With her experience in cross-cultural education, Yamniuk focused on the factors in refugee children that make them resilient and succeed in spite of their, at times, extremely difficult upbringing. Yamniuk conducted her research out of the Peaceful Village, a part of the Manitoba School Improvement Program (MSIP), primarily through one-on-one interviews with children as well as parental focus groups. Yamniuk uses a strength-based approach in her research, looking at the positive characteristics that affect resiliency.
To understand these characteristics, her research uses the model of the Ecological Systems Theory developed by Urie Bronfenbrenner. This model identifies five environmental systems ranging from the individual characteristics, such as age and health, to the “macrosystem” level, which represents the attitudes and ideologies of the culture. As an educator, her approach is not one-dimensional as she has also included perspectives from social work, family social sciences, and nursing.
In describing the eventual goal of her research, which is the identification of the factors affecting resiliency, Yamniuk states that she hopes to “plug what she has learned into the education system, opening up so many more opportunities for refugee students.”

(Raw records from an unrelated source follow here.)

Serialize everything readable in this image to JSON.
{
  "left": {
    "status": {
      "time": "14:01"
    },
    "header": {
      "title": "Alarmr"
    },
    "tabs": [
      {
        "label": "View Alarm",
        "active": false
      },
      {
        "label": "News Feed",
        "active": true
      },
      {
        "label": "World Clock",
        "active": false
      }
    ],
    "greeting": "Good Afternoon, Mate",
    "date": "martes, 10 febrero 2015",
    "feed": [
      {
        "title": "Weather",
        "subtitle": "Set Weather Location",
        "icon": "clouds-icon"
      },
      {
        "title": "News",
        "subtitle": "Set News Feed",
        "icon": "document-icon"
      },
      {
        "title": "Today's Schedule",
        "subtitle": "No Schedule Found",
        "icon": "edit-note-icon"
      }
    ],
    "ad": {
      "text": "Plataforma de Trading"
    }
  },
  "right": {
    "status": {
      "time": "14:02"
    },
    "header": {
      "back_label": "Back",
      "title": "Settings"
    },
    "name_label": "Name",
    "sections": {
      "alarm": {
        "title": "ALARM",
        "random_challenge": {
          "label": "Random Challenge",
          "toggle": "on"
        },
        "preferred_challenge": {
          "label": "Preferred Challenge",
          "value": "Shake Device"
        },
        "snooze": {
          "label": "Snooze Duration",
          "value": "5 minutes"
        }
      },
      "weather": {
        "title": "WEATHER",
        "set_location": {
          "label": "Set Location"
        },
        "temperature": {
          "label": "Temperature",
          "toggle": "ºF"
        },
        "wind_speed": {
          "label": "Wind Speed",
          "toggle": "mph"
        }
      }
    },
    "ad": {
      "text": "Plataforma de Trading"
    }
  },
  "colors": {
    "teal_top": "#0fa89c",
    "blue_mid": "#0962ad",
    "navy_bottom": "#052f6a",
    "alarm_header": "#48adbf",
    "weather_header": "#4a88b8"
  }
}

When Yamniuk is not advocating for others, she loves to be active with her husband and two children, exploring the outdoors through visits to places like Riding Mountain National Park. When first asked what it was she did for fun, though, Yamniuk said with a smile, “talking about refugee education.” It is clearly an important issue to her, and a cause worthy of the attention she’s giving to it.
After completion of her PhD, Yamniuk wants to continue teaching at the university level as a professor and synthesize her research interests in the hopes of drawing awareness and funding for the organizations in place here in Manitoba that provide support for refugee families and help children identify and use their strengths to foster their own resilience.
Organizations such as Newcomer Employment and Education Development Services, Peaceful Village, and the Immigrant Centre are becoming increasingly important as the population growth initiatives in place in Manitoba have nearly quadrupled Manitoba’s immigration intake since 1999. Funding for these programs is essential if we as a community are going to meet the challenges facing refugee education head on.
Yamniuk continues to make a difference everyday not just with her research, but through empowering her students and those she meets to take on her message and bring awareness to these important issues.